If I'm building a search engine, say focused on telescopes, can I use 80legs to crawl youtube videos (or results from google video search)? I mean can I add this url to my list of urls to crawl? - http://www.youtube.com/results?search_query=telescope

jdrock · on June 15, 2011

Our default crawler obeys robots.txt and it looks like the /results URLs are not allowed. However.. I think you could start from a URL like http://www.youtube.com/watch?v=sAzhOSbxMiI and then crawl to the linked videos from there...

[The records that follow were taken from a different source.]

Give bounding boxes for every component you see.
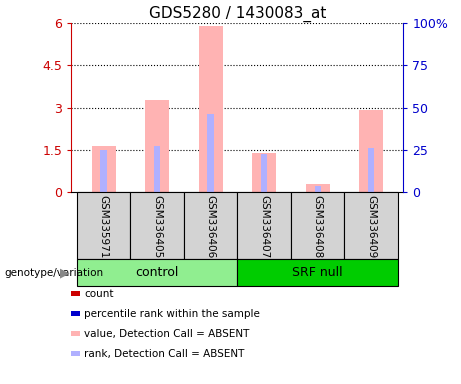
Bar — [368, 147, 374, 192]
Bar — [306, 184, 330, 192]
Bar — [359, 110, 383, 192]
Text: value, Detection Call = ABSENT: value, Detection Call = ABSENT — [84, 329, 250, 339]
Bar — [252, 154, 276, 192]
Bar — [314, 186, 321, 192]
Text: percentile rank within the sample: percentile rank within the sample — [84, 309, 260, 319]
Bar — [199, 26, 223, 192]
Text: rank, Detection Call = ABSENT: rank, Detection Call = ABSENT — [84, 349, 245, 359]
Text: GSM336405: GSM336405 — [152, 195, 162, 258]
Text: count: count — [84, 289, 114, 299]
Text: SRF null: SRF null — [292, 266, 343, 279]
Bar — [184, 192, 237, 259]
Text: control: control — [136, 266, 179, 279]
Bar — [77, 259, 237, 286]
Bar — [237, 259, 398, 286]
Bar — [77, 192, 130, 259]
Bar — [261, 154, 267, 192]
Text: GSM336409: GSM336409 — [366, 195, 376, 258]
Bar — [237, 192, 291, 259]
Text: genotype/variation: genotype/variation — [5, 268, 104, 278]
Text: GSM335971: GSM335971 — [99, 195, 109, 259]
Bar — [207, 114, 214, 192]
Bar — [100, 150, 107, 192]
Bar — [92, 146, 116, 192]
Bar — [344, 192, 398, 259]
Bar — [154, 146, 160, 192]
Title: GDS5280 / 1430083_at: GDS5280 / 1430083_at — [149, 5, 326, 22]
Bar — [145, 99, 169, 192]
Text: ▶: ▶ — [60, 266, 70, 279]
Bar — [291, 192, 344, 259]
Bar — [130, 192, 184, 259]
Text: GSM336407: GSM336407 — [259, 195, 269, 258]
Text: GSM336406: GSM336406 — [206, 195, 216, 258]
Text: GSM336408: GSM336408 — [313, 195, 323, 258]
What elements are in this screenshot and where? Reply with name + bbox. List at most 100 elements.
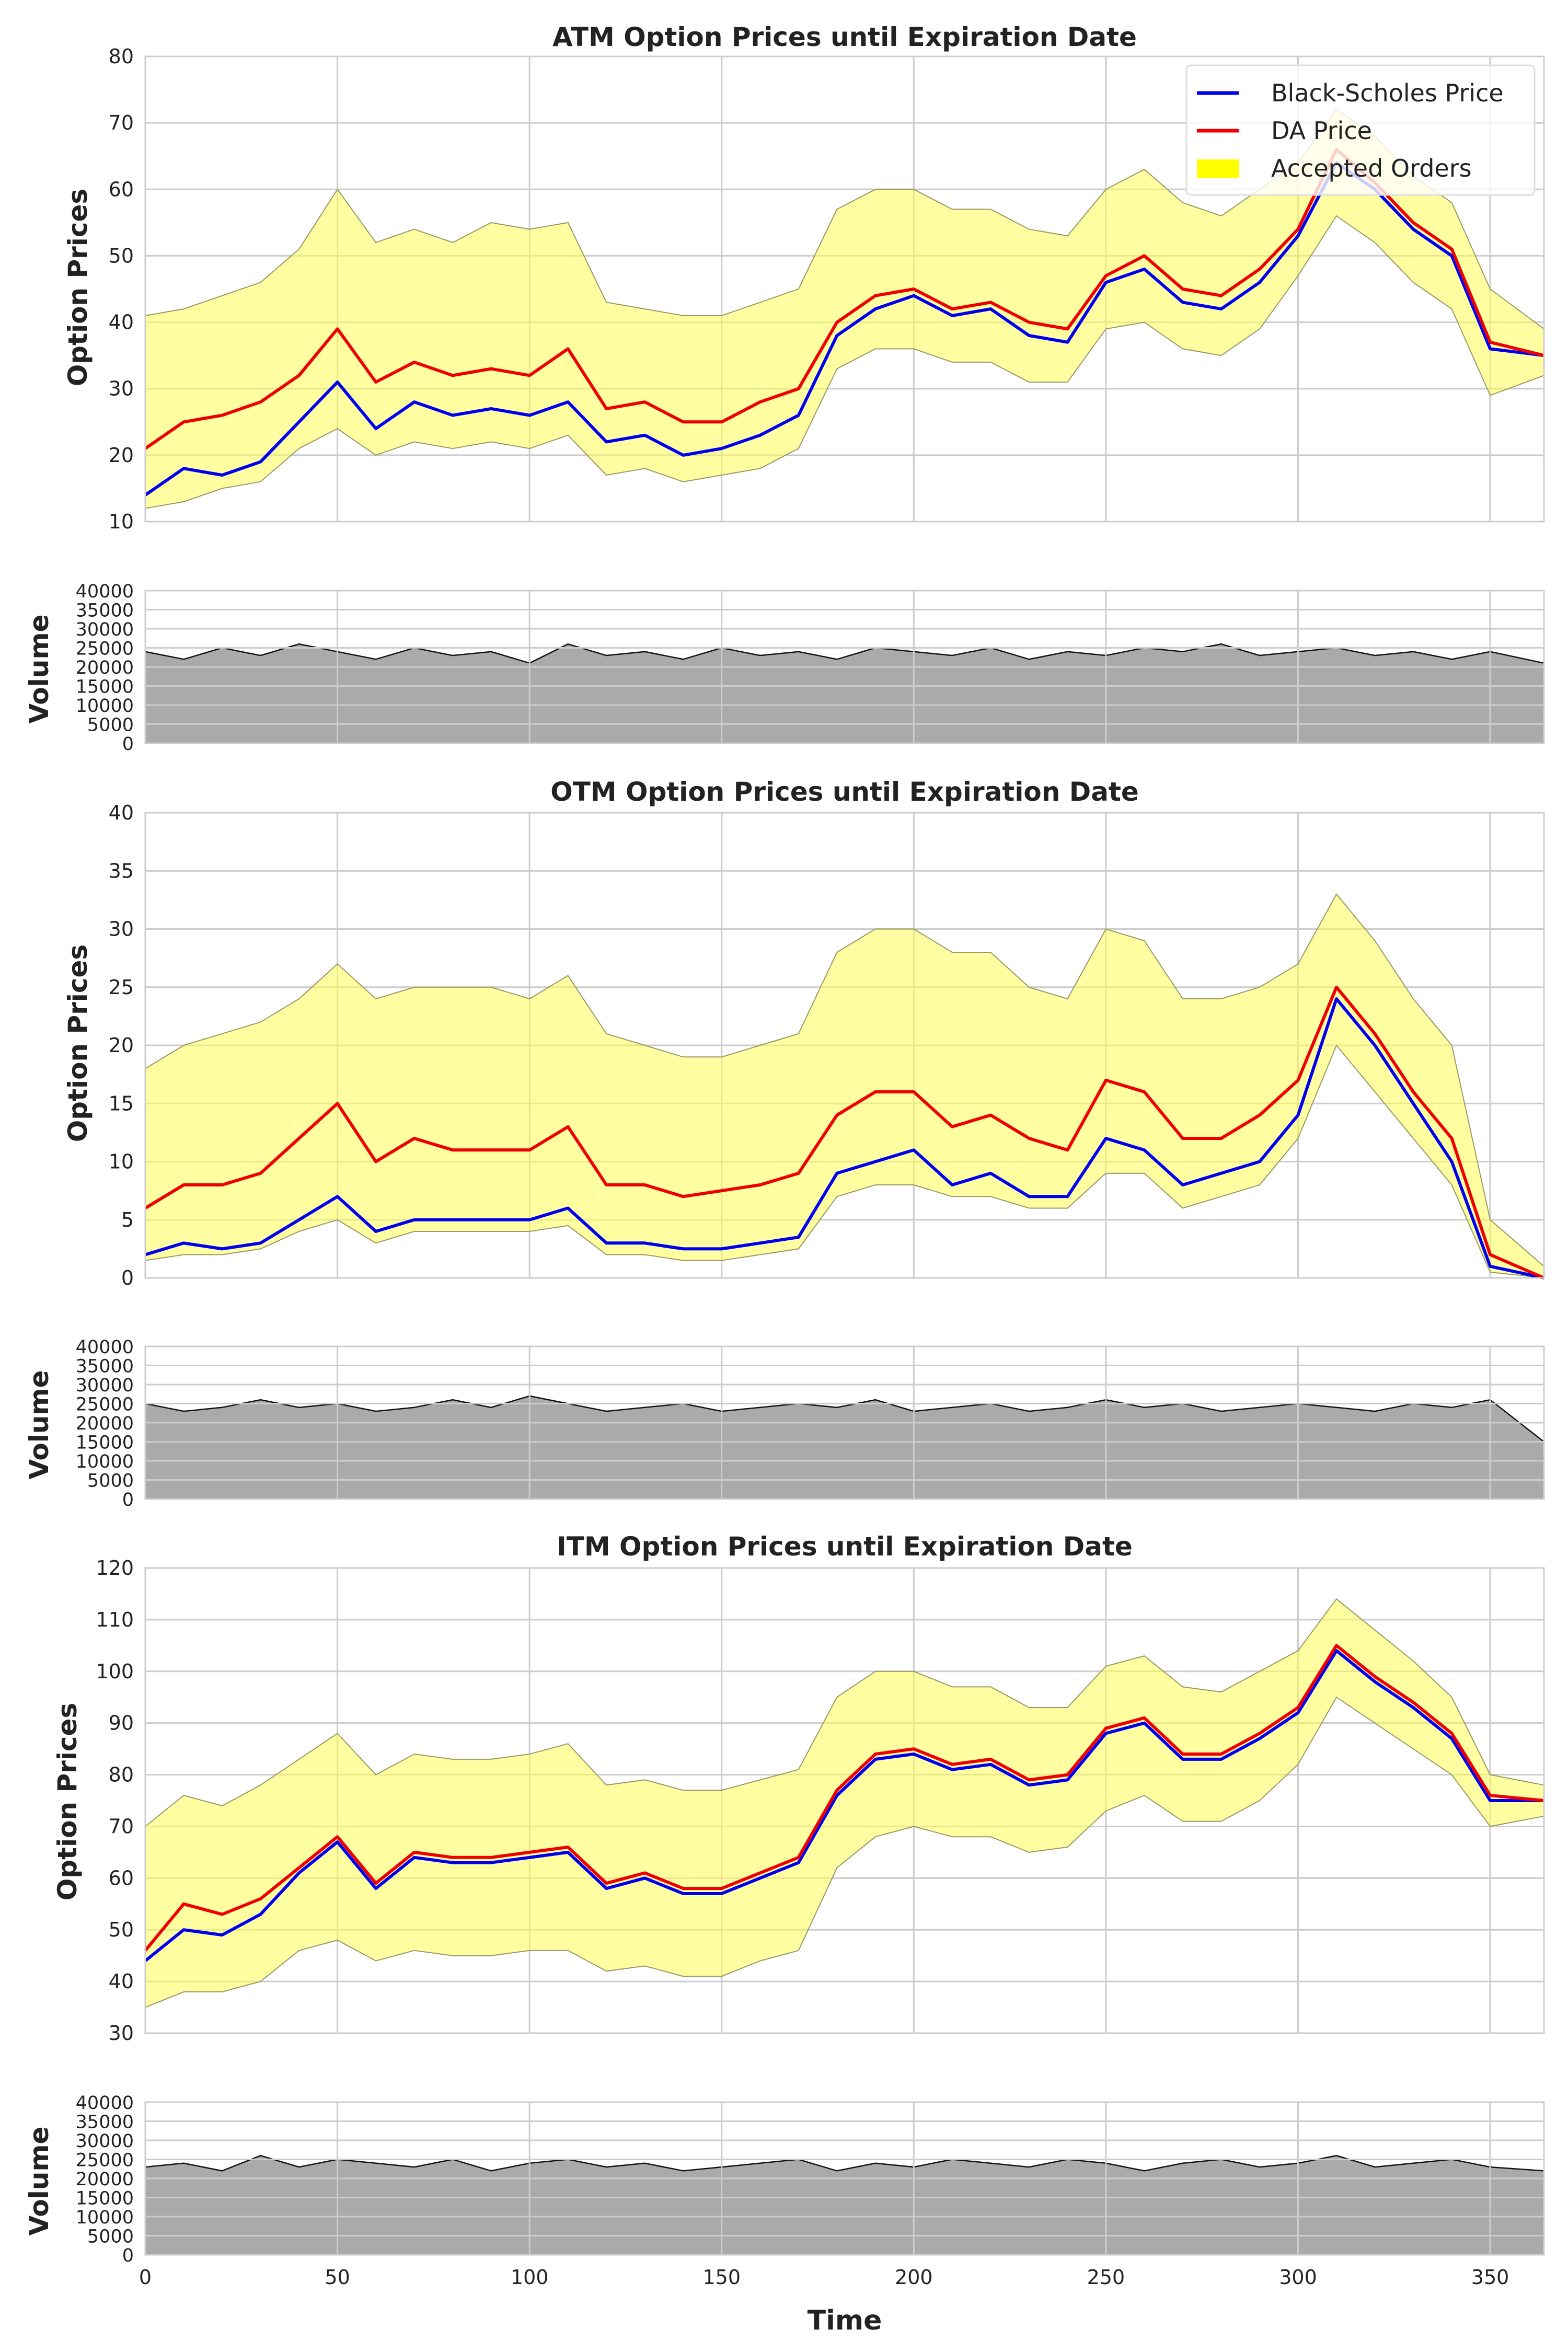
- otm-volume-area: [144, 1395, 1545, 1500]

revorad · on June 15, 2011

Oh I didn't know about the robots.txt rule for /results. Thanks for pointing it out or I would have built my own crawler and got banned. I think I'll go with playlists.

orborde · on June 15, 2011

What's the goal of the contest? "Build the most awesome app on our platform"?

It's not clear to me reading the post.

diego · on June 15, 2011

Create a small web search engine. Crawl stuff with 80 legs, index it with IndexTank. Example:

- Crawl everything you can find about bitcoin and do a bitcoin search engine (just popped up in my mind, may not be the most interesting idea).

personalcompute · on June 15, 2011

Then post the bitcoin-related whatever to HN. Instant winner.

btucker · on June 15, 2011

Is there any documentation on how to get started using these two products together?

diego · on June 15, 2011

It should be pretty straightforward:

- run a crawl at 80legs - download the results as a csv or xml - feed them to IndexTank using your client of choice

Over the weekend I'll put on my (rusty) hacker hat, do an example and blog about it.

jdrock · on June 15, 2011

Specific documentation for 80legs is available at http://wiki.80legs.com. To get fancy, you may want to check out http://wiki.80legs.com/80apps to make your own custom extractors. Note that any custom extractors you write will output files in binary in 80legs, so you'll need to convert the byte array to .txt, .csv or .xml or whatever format you want.

(We post custom extractor results as binary because you can also return stuff like images!)

Karhan · on June 16, 2011

Is there a good reason that reddit has banned 80legs crawling?

jdrock · on June 16, 2011

True story: We crawled them a while back (before they expanded their engineering team) and because of our distributed system, "alarms" were going off. Rather then take time to tell their system we were not a DDOS attack, they put us in robots.txt. I imagine their small team had other stuff to work on.

xtacy · on June 17, 2011

So, 80legs caused more traffic volume to reddit than Google crawler? That seems interesting; why would it be the case?

jdrock · on June 17, 2011

Not necessarily more traffic, though that's possible. More likely it was the fact that it was coming from multiple IP addresses.

Omnipresent · on June 15, 2011

can't sign up yet. Seems to be down

80legs is currently down for maintanence.

We're working on upgrades, new releases, and other fun stuff! Be back soon!

jdrock · on June 15, 2011

Hm.. can you try again? Seems to be working from our end!